A year or so later I was a County intern when the first post-partum lady to get out of bed on the first postpartum day in a Chicago hospital staggered down the corridor supported by two attendants. We all – alerted to the show – waited for her to eviscerate – or something. But of course not only did nothing happen but she went home sooner and happier. And soon thereafter even the Professor let his ladies drag their feet on the first day. Such was medical sociology in the late Depression.
Knight Aldrich “40
Louis '00, '41, '69
This CMC blog sparked my interest as three members of my family rotated through the CMC between 1898-99 and 1969. My father, Louis Fazen, Jr clearly remembers his father (Louis Fazen, Sr.) telling tales of his CMC experience in the late 1890s. At that time deliveries were carried out at the homes in the area by 3rd and 4th year medical students along with delivery nurses. Since most of the deliveries were conducted at home, my grandfather would walk with a bag of instruments to the family dwelling and the nurse carrying her supplies would pace herself to remain as much as a block behind. Although rubber gloves were probably not used, the students were supposed to wash their hands. Telephone communication was spotty but often a party line could be utilized for complications. When my father, (L. Fazen, Jr) served this two weeks at the CMC in 1941, he was able to find his father’s entries for previous deliveries in the large leather-bound delivery book. Although my dad drove his car to the center and here there were no security issues at that time, most of the students took the “L” to Maxwell and Sedgewick. In those days the majority of patients delivered on site at the CMC. He recalls only a rare trip into the tenements to assist a home delivery. I believe this live-in approach to delivery is more common with the Booth-Salvation Army homes for unwed mothers. During my time in the late ’60′s the trend was back to home delivery.
Speaking to my father in some detail we agreed we were not well prepared for the rotation at the CMC and we depended mightily on the nurses who were more like midwives in my time.
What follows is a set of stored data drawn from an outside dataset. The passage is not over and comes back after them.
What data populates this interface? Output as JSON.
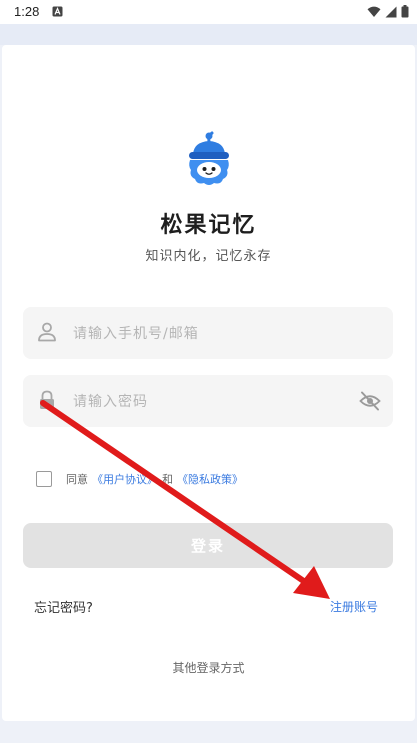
{
  "status_bar": {
    "time": "1:28",
    "icons": [
      "notification-a-icon",
      "wifi-icon",
      "signal-icon",
      "battery-icon"
    ]
  },
  "app": {
    "title": "松果记忆",
    "slogan": "知识内化，记忆永存",
    "logo_icon": "pinecone-mascot-icon"
  },
  "form": {
    "account_placeholder": "请输入手机号/邮箱",
    "password_placeholder": "请输入密码",
    "account_icon": "user-icon",
    "password_icon": "lock-icon",
    "visibility_icon": "eye-off-icon"
  },
  "agreement": {
    "prefix": "同意",
    "user_agreement": "《用户协议》",
    "and": "和",
    "privacy_policy": "《隐私政策》",
    "checked": false
  },
  "actions": {
    "login_label": "登录",
    "forgot_password": "忘记密码?",
    "register": "注册账号",
    "other_login": "其他登录方式"
  },
  "colors": {
    "accent": "#3b7be0",
    "button_disabled": "#e2e2e2",
    "input_bg": "#f5f5f5",
    "logo_blue": "#2f7de1",
    "annotation_arrow": "#e01b1b"
  }
}
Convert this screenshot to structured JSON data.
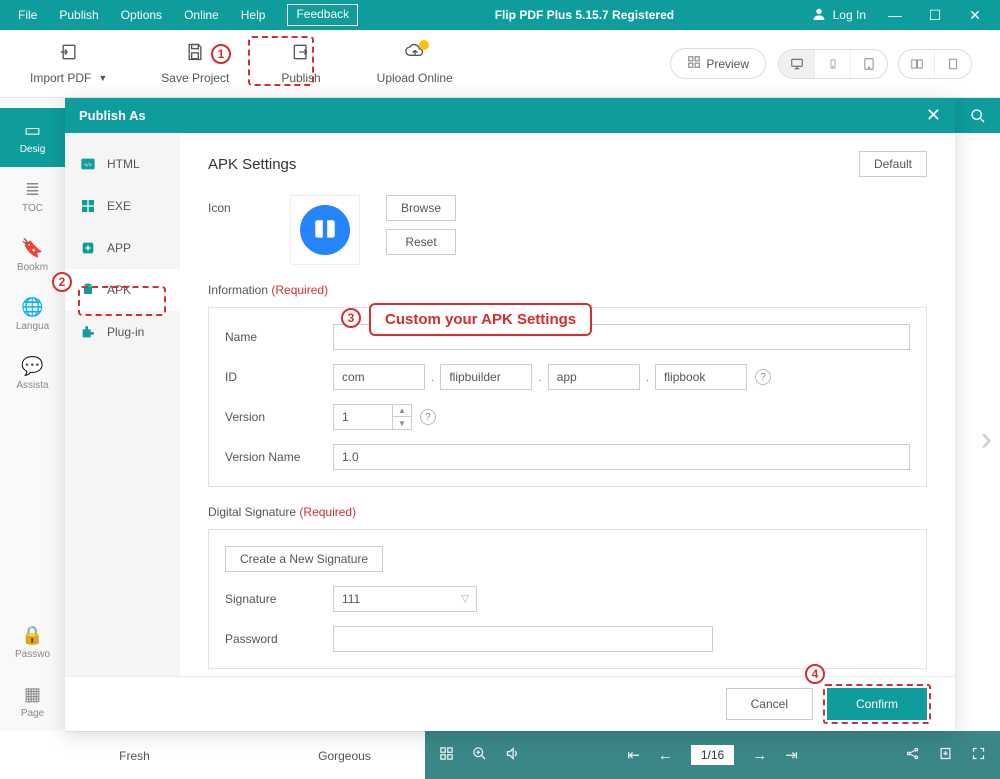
{
  "titlebar": {
    "menu": [
      "File",
      "Publish",
      "Options",
      "Online",
      "Help"
    ],
    "feedback": "Feedback",
    "title": "Flip PDF Plus 5.15.7 Registered",
    "login": "Log In"
  },
  "toolbar": {
    "import_pdf": "Import PDF",
    "save_project": "Save Project",
    "publish": "Publish",
    "upload_online": "Upload Online",
    "preview": "Preview"
  },
  "sidebar": {
    "items": [
      "Desig",
      "TOC",
      "Bookm",
      "Langua",
      "Assista",
      "Passwo",
      "Page"
    ]
  },
  "modal": {
    "title": "Publish As",
    "nav": [
      "HTML",
      "EXE",
      "APP",
      "APK",
      "Plug-in"
    ],
    "content_title": "APK Settings",
    "default_btn": "Default",
    "icon_label": "Icon",
    "browse": "Browse",
    "reset": "Reset",
    "info_header": "Information",
    "required": "(Required)",
    "name_label": "Name",
    "id_label": "ID",
    "id_parts": [
      "com",
      "flipbuilder",
      "app",
      "flipbook"
    ],
    "version_label": "Version",
    "version_value": "1",
    "version_name_label": "Version Name",
    "version_name_value": "1.0",
    "sig_header": "Digital Signature",
    "create_sig": "Create a New Signature",
    "signature_label": "Signature",
    "signature_value": "111",
    "password_label": "Password",
    "cancel": "Cancel",
    "confirm": "Confirm"
  },
  "callouts": {
    "c1": "1",
    "c2": "2",
    "c3": "3",
    "c4": "4",
    "box": "Custom your APK Settings"
  },
  "bottom": {
    "theme1": "Fresh",
    "theme2": "Gorgeous",
    "page": "1/16"
  }
}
They set everything up and cleaned up and actually directed most aspects of the home delivery. Many of us remember all those coke bottles rolled into the blanket of news paper which provided the “sterile” bedding for delivery. I can also recall an occasional kitchen table delivery with two neighbors holding the mom’s legs in place of stirrups. Most of the deliveries as I recall were either very young or very poor or very recent emigrants to the area. Often the mothers would explain they did not have 4 or 5 days to spend at Cook County because they had to make dinner for the family after the delivery. My dad and I agreed that the care we delivered may not have measured up to the hospital-based OB service, but it was superior to an unattended delivery for mother and baby. Many of my patients had at least one or two prenatal visits to the CMC and thus some information was available. I also remember the big log book but I was not able to find the books dating back to my father’s time at CMC.
CMC was a fascinating experience over three generations at Northwestern.
Louis Fazen, III
Claudia
My sister was the first baby delivered by CMC on February 14th, 1951. She was given a silver spoon, and an article appeared in a Chicago newspaper. She was named Josephine Valentine. I would love to be able to provide her with a copy of that newspaper article, and possibly some information about the nurses and interns that performed her delivery. I would appreciate any information provided.